There was one problem though: She was too young.
The blustery conditions that wreaked havoc across the way on the slopestyle course at the Pyeongchang Games played a factor on the halfpipe, as well.
That love of snowboarding has been what's allowed her to progress, Kim said. "That's what we always tried to do is have some fun and not take ourselves too seriously when we're at an event. And then once you've landed your run, let the rest of the world decide whether you're the best or not".
After missing out on the 2014 Sochi Olympics because she didn't meet the minimum-age requirement, Kim is a snowboarding veteran at age 17 and a medal favorite in the halfpipe at the 2018 Pyeongchang Olympics.
Clark, the 2002 Olympic halfpipe champion, received her fifth Olympic ring, one for the thumb, last week. "If your body doesn't work it becomes very challenging, so I'm happy to say I was able to fully recover". In between she became the first woman to land a 1080 degree jump.

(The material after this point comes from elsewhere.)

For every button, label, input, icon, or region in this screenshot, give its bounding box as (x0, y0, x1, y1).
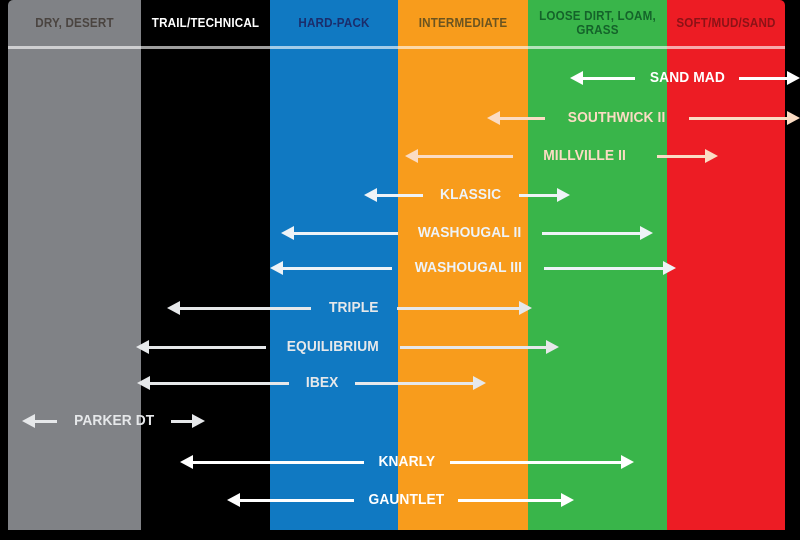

"Now that I think about it, I'm really glad I wasn't able to go", Kim told NBC Olympics a year ago.
Chloe Kim, however, calmed her father's nerves with her dominant performance, finishing first in the qualifying round. Although the two were together for quite some time, Kim decided that it was best to end their relationship because it was causing her some unnecessary stress ahead of her trip to PyeongChang, South Korea. Ideal ice cream weather. "So I think I'll be a little more prepared for things". And she rides longer than anyone. Then, when Kim hit the halfpipe, it was his turn to sleep in the vehicle before making the trek back home.
The American snowboarder said on Twitter Sunday that she was pretty nervous.
They began to see the dividends in 2014.
Kim went on to win gold three times in the X Games between 2015-16, beating out the woman she looked up to - and still does - Kelly Clark, a three-time Olympic medalist.
Chloe Kim in action en route to first place finish in the ladies' FIS Snowboard World Cup at the 2016 U.S Snowboarding Park City Grand Prix on February 6, 2016 in Park City, Utah.
"Women's snowboarding needed someone like Chloe", Wisner said, "who goes big and does big tricks to challenge Kelly".
She does, however, have a celebrity crush, and she's not afraid to talk about it.
When she's not making the halfpipe her own personal playground, Kim is trying to live a semi-normal teenage life. "She takes more runs than anyone", said Clark, a five-time Olympian and three-time Olympic medalist.
"I've had one of the most wonderful snowboard careers anyone could ever hope to have and I got to a point I think after the Vancouver Games (in 2010) and I kind of looked around and I started asking myself what sort of impact was I going to leave on the sport beyond just competition results", she said. "It's because I want her to learn French". She underwent major surgery in April 2016 to fix part of her hamstring that was torn off the bone and reshape her femur.
Now she sees it as a blessing in disguise.
"After I was 9 or 10, it was all uphill for me", Kim said. "It's the fact that I'm Korean-American and the Olympics are going to be in Korea, but I'm also riding for the States". But it just didn't go how I wanted it to go. "Now I can really focus on what I want to do".